Higher yields for long-dated sovereign bonds will result in near-term losses for Asia Pacific banks as they recognise valuation changes on their available-for-sale (AFS) bond portfolios, but the capital impact should be manageable for most rated banks, said Fitch Ratings recently.
Correlation between banks' valuations of AFS securities and changes in domestic yields has historically been strong in some Asia Pacific markets, as gains and losses are marked to market in the quarter they occur, the credit rating agency pointed out.
The latest data suggest that Fitch-rated banks in Hong Kong, India, Indonesia, Malaysia and Taiwan have the largest AFS securities portfolios, and display particular sensitivity to changes in yields, the firm noted.
In Indonesia and Malaysia, for example, AFS revaluation losses were equivalent to 10%-15% of operating income when yields rose by 50bp or more, resulting in a correlation coefficient of nearly -90% during 2012-2016, it added.
Yields in Hong Kong, Indonesia and Malaysia have recently risen in line with those in the US, according to Fitch.
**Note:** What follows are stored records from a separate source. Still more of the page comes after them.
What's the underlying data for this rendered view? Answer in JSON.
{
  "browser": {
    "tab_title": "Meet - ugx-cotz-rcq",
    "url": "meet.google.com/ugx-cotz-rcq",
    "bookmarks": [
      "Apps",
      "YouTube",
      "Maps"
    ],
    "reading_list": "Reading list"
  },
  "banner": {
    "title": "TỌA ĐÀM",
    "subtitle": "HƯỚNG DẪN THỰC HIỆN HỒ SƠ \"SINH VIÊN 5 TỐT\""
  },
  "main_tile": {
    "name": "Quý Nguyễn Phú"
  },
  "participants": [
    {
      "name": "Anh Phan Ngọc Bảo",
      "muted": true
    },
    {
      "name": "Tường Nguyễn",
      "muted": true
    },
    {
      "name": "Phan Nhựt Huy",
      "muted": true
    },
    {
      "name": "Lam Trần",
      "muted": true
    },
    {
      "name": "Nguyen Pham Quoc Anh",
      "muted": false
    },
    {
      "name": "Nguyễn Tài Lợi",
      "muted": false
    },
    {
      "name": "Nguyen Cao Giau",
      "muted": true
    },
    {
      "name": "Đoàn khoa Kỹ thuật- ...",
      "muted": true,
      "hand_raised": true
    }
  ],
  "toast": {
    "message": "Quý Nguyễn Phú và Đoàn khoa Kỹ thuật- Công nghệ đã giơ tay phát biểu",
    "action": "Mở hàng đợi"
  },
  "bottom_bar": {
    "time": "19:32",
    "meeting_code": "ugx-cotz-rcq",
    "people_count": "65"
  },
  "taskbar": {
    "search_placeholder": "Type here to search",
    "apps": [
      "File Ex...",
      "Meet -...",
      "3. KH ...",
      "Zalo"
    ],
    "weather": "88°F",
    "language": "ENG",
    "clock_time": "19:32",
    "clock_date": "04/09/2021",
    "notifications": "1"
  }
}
The firm believes that they are likely to remain aligned with potential future increases in US yields in the near term, with banks in these systems facing associated portfolio valuation losses.
Revaluation adjustments may be milder for Hong Kong banks, which invest heavily in local exchange fund bills, the firm observed, adding that banks in Taiwan should be more insulated too, partly reflecting surplus domestic liquidity.
Core capital ratios for Fitch-rated banks in Hong Kong, Indonesia and Malaysia remain adequate to absorb minor declines in regulatory capital stemming from yield-driven portfolio revaluations.
Fitch estimated that the capital impact of revaluation adjustments on Indian banks will be modest in 1Q21, but some public-sector banks with thinner capital buffers could face additional capital pressures should yields continue to rise.